Illustration by Jarrod Barretto
Curse Those Who Built Bank of America: Jonathan Weil
Ask anyone what the most immediate threats to the global financial system are, and the obvious answers would be the European sovereign-debt crisis and the off chance that the U.S. won’t raise its debt ceiling in time to avoid a default. Here’s one to add to the list: the frightening plunge in Bank of America Corp. (BAC)’s stock price.
At $9.85 a share, down 26 percent this year, Bank of America finished yesterday with a market capitalization of $99.8 billion. That’s an astonishingly low 49 percent of the company’s $205.6 billion book value, or common shareholder equity, as of June 30. As far as the market is concerned, more than half of the company’s book value is bogus, due to overstated assets, understated liabilities, or some combination of the two.

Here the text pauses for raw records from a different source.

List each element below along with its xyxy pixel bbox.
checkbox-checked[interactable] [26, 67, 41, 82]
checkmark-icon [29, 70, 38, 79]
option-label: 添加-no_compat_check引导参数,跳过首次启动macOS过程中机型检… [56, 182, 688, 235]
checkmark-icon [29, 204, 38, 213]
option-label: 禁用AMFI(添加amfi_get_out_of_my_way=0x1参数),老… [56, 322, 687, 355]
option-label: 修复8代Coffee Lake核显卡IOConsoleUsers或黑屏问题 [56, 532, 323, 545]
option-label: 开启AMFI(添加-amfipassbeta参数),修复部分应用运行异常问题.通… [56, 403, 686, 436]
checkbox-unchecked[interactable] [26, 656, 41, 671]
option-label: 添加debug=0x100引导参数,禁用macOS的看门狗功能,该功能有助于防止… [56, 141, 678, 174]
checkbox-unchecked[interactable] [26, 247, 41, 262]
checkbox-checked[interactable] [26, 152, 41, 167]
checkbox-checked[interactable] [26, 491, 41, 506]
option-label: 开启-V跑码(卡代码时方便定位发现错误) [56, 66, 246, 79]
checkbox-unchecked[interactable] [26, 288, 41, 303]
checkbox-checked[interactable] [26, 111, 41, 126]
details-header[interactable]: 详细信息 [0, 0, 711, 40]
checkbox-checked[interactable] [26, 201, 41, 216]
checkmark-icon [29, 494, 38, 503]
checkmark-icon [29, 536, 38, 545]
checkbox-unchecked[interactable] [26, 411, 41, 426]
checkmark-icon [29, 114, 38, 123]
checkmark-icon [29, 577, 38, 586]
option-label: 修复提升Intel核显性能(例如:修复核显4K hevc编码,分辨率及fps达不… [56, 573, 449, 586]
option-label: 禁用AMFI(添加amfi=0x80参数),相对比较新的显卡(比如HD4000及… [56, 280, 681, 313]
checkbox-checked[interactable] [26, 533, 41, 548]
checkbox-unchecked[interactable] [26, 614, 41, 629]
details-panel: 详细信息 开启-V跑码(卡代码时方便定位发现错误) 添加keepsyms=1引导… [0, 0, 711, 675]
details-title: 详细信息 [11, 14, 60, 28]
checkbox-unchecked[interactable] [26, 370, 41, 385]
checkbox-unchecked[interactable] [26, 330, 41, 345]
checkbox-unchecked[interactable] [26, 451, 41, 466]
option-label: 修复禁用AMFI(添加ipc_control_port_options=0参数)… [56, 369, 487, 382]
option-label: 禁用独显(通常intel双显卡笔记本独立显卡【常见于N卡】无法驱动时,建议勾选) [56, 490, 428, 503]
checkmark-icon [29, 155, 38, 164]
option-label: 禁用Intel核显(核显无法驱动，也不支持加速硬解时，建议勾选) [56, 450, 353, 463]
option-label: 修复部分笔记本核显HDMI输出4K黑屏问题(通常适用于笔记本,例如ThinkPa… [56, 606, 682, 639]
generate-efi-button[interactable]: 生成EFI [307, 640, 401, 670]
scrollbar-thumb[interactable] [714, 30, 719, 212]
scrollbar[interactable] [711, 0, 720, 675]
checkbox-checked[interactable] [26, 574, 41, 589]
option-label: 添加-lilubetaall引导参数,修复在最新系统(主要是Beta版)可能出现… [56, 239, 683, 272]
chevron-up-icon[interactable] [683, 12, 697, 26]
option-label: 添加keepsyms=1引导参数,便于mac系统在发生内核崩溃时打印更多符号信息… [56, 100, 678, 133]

That perception presents a dangerous situation for the world at large, not just the company’s direct stakeholders. The risk is that with the stock price this low, a further decline could feed on itself and spread contagion to other companies, regardless of the bank’s statement this week that it is “creating a fortress balance sheet.”

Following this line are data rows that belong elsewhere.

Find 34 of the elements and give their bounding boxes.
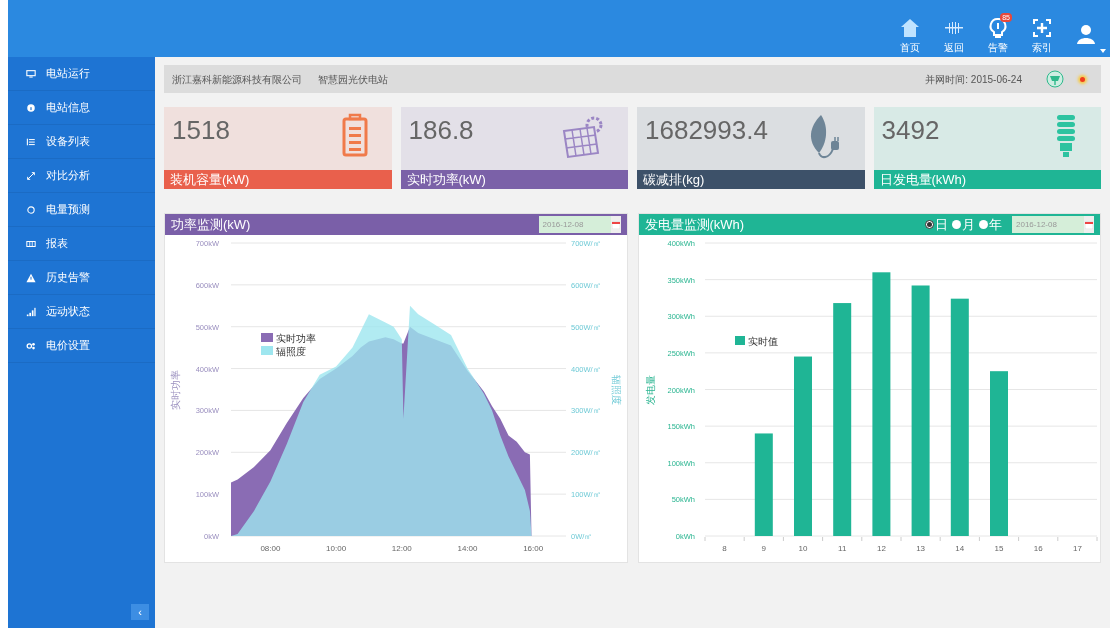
axis-label: 10:00 bbox=[326, 544, 347, 553]
stat-value: 1682993.4 bbox=[645, 117, 768, 143]
axis-label: 16 bbox=[1033, 544, 1043, 553]
grid-connection-date: 并网时间: 2015-06-24 bbox=[925, 72, 1022, 87]
legend-label: 实时功率 bbox=[276, 332, 316, 344]
axis-label: 08:00 bbox=[260, 544, 281, 553]
axis-label: 14 bbox=[954, 544, 964, 553]
legend-label: 辐照度 bbox=[276, 345, 306, 357]
axis-label: 8 bbox=[721, 544, 727, 553]
stat-label: 碳减排(kg) bbox=[637, 170, 865, 189]
axis-label: 15 bbox=[994, 544, 1003, 553]
axis-label: 16:00 bbox=[523, 544, 544, 553]
stat-label: 装机容量(kW) bbox=[164, 170, 392, 189]
panel-title: 功率监测(kW) bbox=[171, 215, 251, 234]
axis-label: 14:00 bbox=[457, 544, 478, 553]
stat-value: 3492 bbox=[881, 117, 940, 143]
axis-label: 12:00 bbox=[391, 544, 412, 553]
axis-title: 实时功率 bbox=[170, 370, 181, 410]
axis-label: 13 bbox=[915, 544, 925, 553]
axis-title: 辐照度 bbox=[611, 375, 622, 405]
axis-label: 10 bbox=[798, 544, 807, 553]
stat-label: 日发电量(kWh) bbox=[873, 170, 1101, 189]
axis-label: 17 bbox=[1072, 544, 1082, 553]
axis-title: 发电量 bbox=[644, 375, 656, 405]
company-name: 浙江嘉科新能源科技有限公司 bbox=[172, 72, 302, 87]
legend-label: 实时值 bbox=[747, 335, 778, 347]
axis-label: 9 bbox=[761, 544, 766, 553]
axis-label: 12 bbox=[876, 544, 886, 553]
station-name: 智慧园光伏电站 bbox=[318, 72, 388, 87]
stat-label: 实时功率(kW) bbox=[400, 170, 628, 189]
stat-value: 186.8 bbox=[408, 117, 474, 143]
panel-title: 发电量监测(kWh) bbox=[644, 215, 745, 234]
stat-value: 1518 bbox=[172, 117, 230, 143]
axis-label: 11 bbox=[837, 544, 846, 553]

It isn’t only the company’s intangible assets, such as goodwill, that investors are discounting. (Goodwill is the ledger entry a company records when it pays a premium to buy another.) Consider Bank of America’s calculations of tangible common equity, a bare-bones capital measure showing its ability to absorb future losses. The company said it ended the second quarter with tangible common equity of $128.2 billion, or 5.87 percent of tangible assets.
That’s about $28 billion more than the Charlotte, North Carolina-based company’s market cap. Put another way, investors doubt Bank of America’s loan values and other numbers, too, not just its intangibles, the vast majority of which the company doesn’t count toward regulatory capital or tangible common equity anyway.
So here we have the largest U.S. bank by assets, fresh off an $8.8 billion quarterly loss, which was its biggest ever. And the people in charge of running it have a monstrous credibility gap, largely of their own making. Once again, we’re all on the hook.
As recently as late 2010, Bank of America still clung to the position that none of the $4.4 billion of goodwill from its 2008 purchase of Countrywide Financial Corp. had lost a dollar of value. Chief Executive Officer Brian Moynihan also was telling investors the bank would boost its penny-a-share quarterly dividend “as fast as we can” and that he didn’t “see anything that would stop us.” Both notions proved to be nonsense.
The goodwill from Countrywide, one of the most disastrous corporate acquisitions in U.S. history, now has been written off entirely, via impairment charges that were long overdue. And, thankfully, Bank of America’s regulators in March rejected the company’s dividend plans, in an outburst of common sense.
Last fall, Bank of America also was telling investors it probably would incur $4.4 billion of costs from repurchasing defective mortgages that were sold to investors, though it did say more were possible. Since then the company has recognized an additional $19.2 billion of such expenses, with no end in sight.
The crucial question today is whether Bank of America needs fresh capital to strengthen its balance sheet. Moynihan emphatically says it doesn’t, pointing to regulatory-capital measures that would have us believe it’s doing fine. The market is screaming otherwise, judging by the mammoth discount to book value. Then again, for all we know, the equity markets might not be receptive to a massive offering of new shares anyway, even if the bank’s executives were inclined to try for one.
We can only hope Bank of America’s regulators are tracking the market’s fears closely, and have contingency plans in place should matters get worse. Yet to believe Moynihan, there’s nary a worry from them. When asked by one analyst during the company’s earnings conference call this week whether there was any “pressure to raise capital from a regulatory side of things,” Moynihan replied, simply, “no.”
If that’s true, the banking regulators should share blame with Moynihan for the current mess. It would be impossible for any lender to have too much capital in the event that Europe’s debt problems, for example, morph into another global banking crisis. It’s also hard to believe Bank of America has enough capital now, given that the market doesn’t believe it.
There undoubtedly are plenty of brave investors eyeing Bank of America’s stock price who trust the numbers on the company’s books and see a buying opportunity. Perhaps they’ll even be proven right. We should hope so, for our own sakes. There’s more at stake here, however, than whether Bank of America’s shares are a “buy” or a “sell.”
The main thing the rest of us care about is the continuing menace this company and others like it pose to the financial system, knowing we never should have let ourselves be put in the position where a collapse in confidence at a single bank could wreak havoc on the world’s economy. Here we are again, though. Curse the geniuses who brought us this madness.
(Jonathan Weil is a Bloomberg View columnist. The opinions expressed are his own.)